PyData NYC 2024

Mastering DataFrame Diffing Techniques
11-08, 10:10–10:50 (US/Eastern), Central Park West

This talk will explore various techniques for efficiently comparing and diffing data frames, an essential task in data analysis and data engineering workflows. We'll cover everything from simple pandas assertions and SQL joins to more advanced tools like duckdb and datacompy. Additionally, we'll dive into time series data frame diffing using asof joins. Finally, we'll discuss how to perform these operations at scale on platforms like Apache Spark, Snowflake and BigQuery. We will also discuss insights from commercial tools like Datafold’s Data-Diff and how these ideas can be implemented in both open-source and enterprise environments.


Data frame comparison is a fundamental operation in many data-centric projects, whether it's validating data quality, tracking changes over time, or reconciling data across systems. However, diffing large and complex data frames can be challenging, especially when dealing with time series data or working at scale.

In this talk, we'll start by exploring the basics of data frame diffing using pandas' built-in assertions and join operations. We'll then move on to more advanced techniques and libraries, such as duckdb and datacompy, which offer efficient and feature-rich diffing capabilities.

One particular area of focus will be diffing time series data frames, a common scenario in finance, IoT, and other domains.
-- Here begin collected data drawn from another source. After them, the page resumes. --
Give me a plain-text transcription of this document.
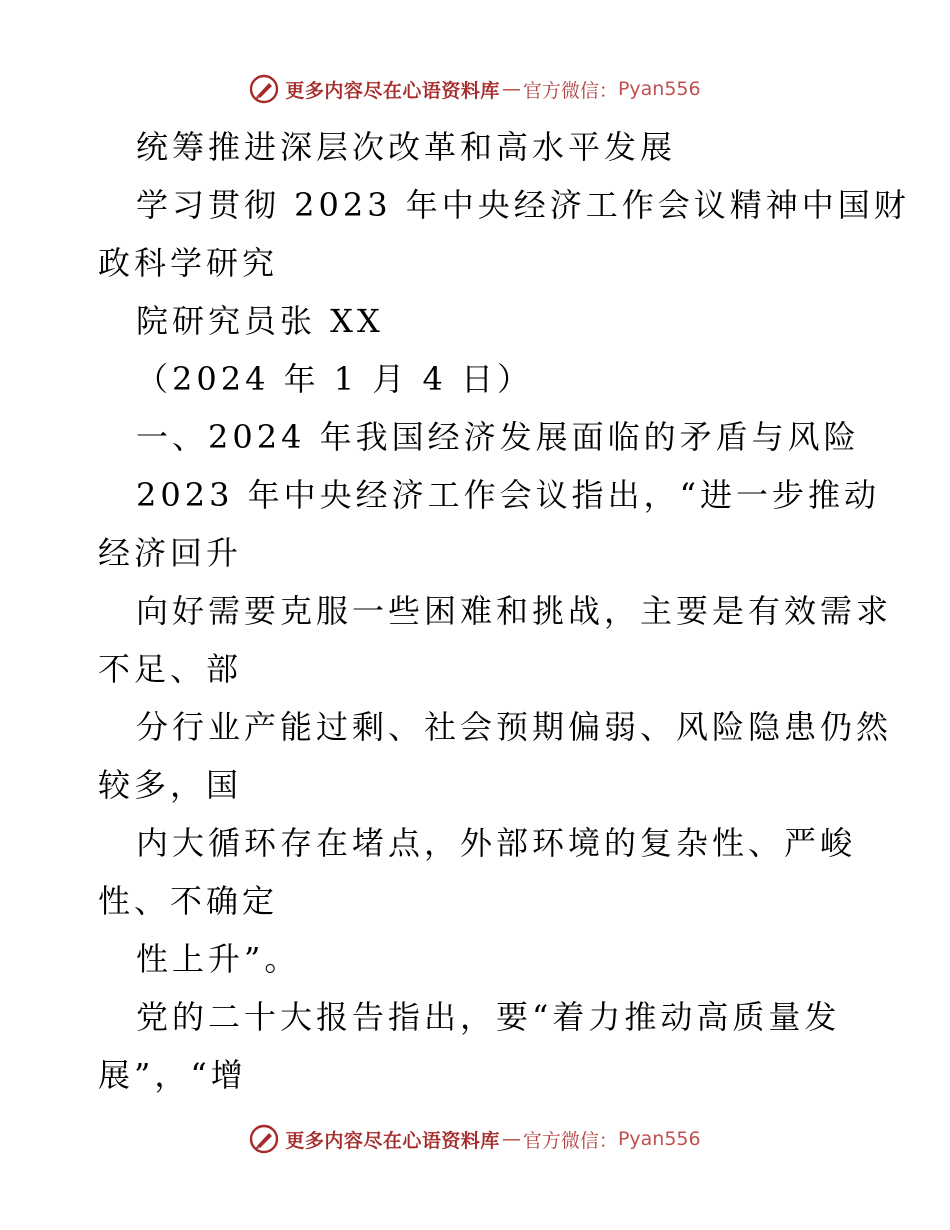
更多内容尽在心语资料库 — 官方微信： Pyan556

统筹推进深层次改革和高水平发展

学习贯彻 2023 年中央经济工作会议精神中国财

政科学研究

院研究员张 XX

（2024 年 1 月 4 日）

一、2024 年我国经济发展面临的矛盾与风险

2023 年中央经济工作会议指出，“进一步推动

经济回升

向好需要克服一些困难和挑战，主要是有效需求

不足、部

分行业产能过剩、社会预期偏弱、风险隐患仍然

较多，国

内大循环存在堵点，外部环境的复杂性、严峻

性、不确定

性上升”。

党的二十大报告指出，要“着力推动高质量发

展”，“增

更多内容尽在心语资料库 — 官方微信： Pyan556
We'll delve into the intricacies of asof joins and how they can be leveraged for accurate and performant time series diffing.

Finally, we'll discuss strategies for scaling data frame diffing operations on cloud data platforms like Snowflake and BigQuery, enabling efficient comparisons on large, distributed datasets.
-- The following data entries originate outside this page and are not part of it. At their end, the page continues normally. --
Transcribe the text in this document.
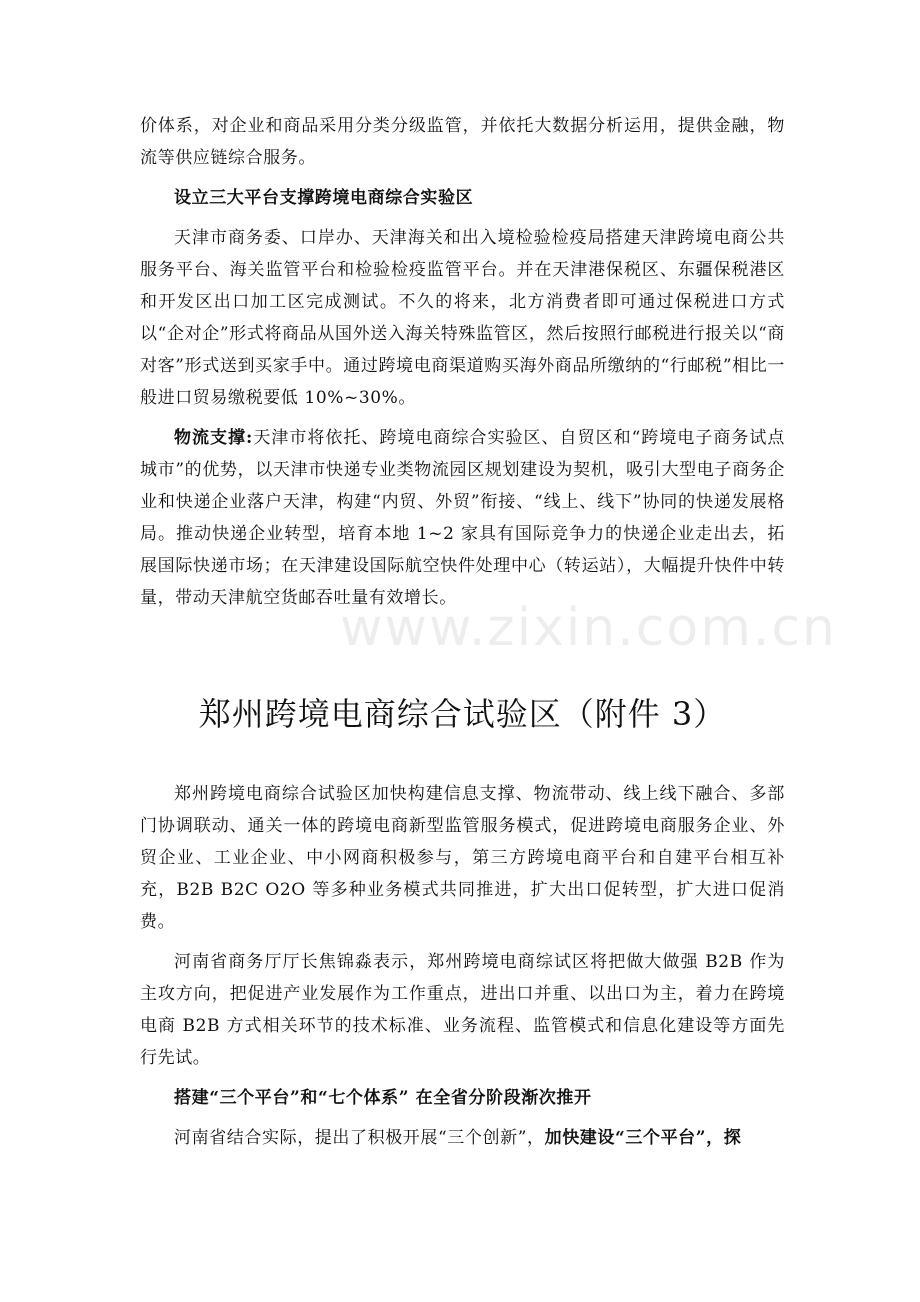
www.zixin.com.cn

价体系，对企业和商品采用分类分级监管，并依托大数据分析运用，提供金融，物流等供应链综合服务。

设立三大平台支撑跨境电商综合实验区

天津市商务委、口岸办、天津海关和出入境检验检疫局搭建天津跨境电商公共服务平台、海关监管平台和检验检疫监管平台。并在天津港保税区、东疆保税港区和开发区出口加工区完成测试。不久的将来，北方消费者即可通过保税进口方式以“企对企”形式将商品从国外送入海关特殊监管区，然后按照行邮税进行报关以“商对客”形式送到买家手中。通过跨境电商渠道购买海外商品所缴纳的“行邮税”相比一般进口贸易缴税要低 10%~30%。

物流支撑:天津市将依托、跨境电商综合实验区、自贸区和“跨境电子商务试点城市”的优势，以天津市快递专业类物流园区规划建设为契机，吸引大型电子商务企业和快递企业落户天津，构建“内贸、外贸”衔接、“线上、线下”协同的快递发展格局。推动快递企业转型，培育本地 1~2 家具有国际竞争力的快递企业走出去，拓展国际快递市场；在天津建设国际航空快件处理中心（转运站），大幅提升快件中转量，带动天津航空货邮吞吐量有效增长。

郑州跨境电商综合试验区（附件 3）

郑州跨境电商综合试验区加快构建信息支撑、物流带动、线上线下融合、多部门协调联动、通关一体的跨境电商新型监管服务模式，促进跨境电商服务企业、外贸企业、工业企业、中小网商积极参与，第三方跨境电商平台和自建平台相互补充，B2B B2C O2O 等多种业务模式共同推进，扩大出口促转型，扩大进口促消费。

河南省商务厅厅长焦锦淼表示，郑州跨境电商综试区将把做大做强 B2B 作为主攻方向，把促进产业发展作为工作重点，进出口并重、以出口为主，着力在跨境电商 B2B 方式相关环节的技术标准、业务流程、监管模式和信息化建设等方面先行先试。

搭建“三个平台”和“七个体系” 在全省分阶段渐次推开

河南省结合实际，提出了积极开展“三个创新”，加快建设“三个平台”，探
Throughout the talk, we'll emphasize practical examples and real-world use cases, ensuring that attendees can immediately apply the techniques learned to their own projects.

Prior Knowledge Expected:
Attendees should have a basic understanding of Python and the pandas library. Familiarity with SQL and cloud data platforms (e.g., Snowflake, BigQuery) would be beneficial but not strictly required.

Audience:
This talk is aimed at data engineers, data analysts, and software developers working with structured data and data frames in Python. It will be particularly relevant for those dealing with large datasets, time series data, or data validation and reconciliation tasks.

Takeaways:
After attending this talk, participants will:

Understand the different approaches to data frame diffing, from simple pandas operations to advanced libraries.
Learn techniques for accurate and efficient time series data frame diffing using asof joins.
Gain insights into scaling data frame diffing operations on cloud data platforms.
Be equipped with practical examples and use cases to apply these techniques in their own projects.

Slides: https://1drv.ms/p/s!Anz-_P4mNLkWgukdu8vnWjjvzgeeGA


Prior Knowledge Expected

No previous knowledge expected

I“m currenty a software enigeer at the data engineering team at two sigma.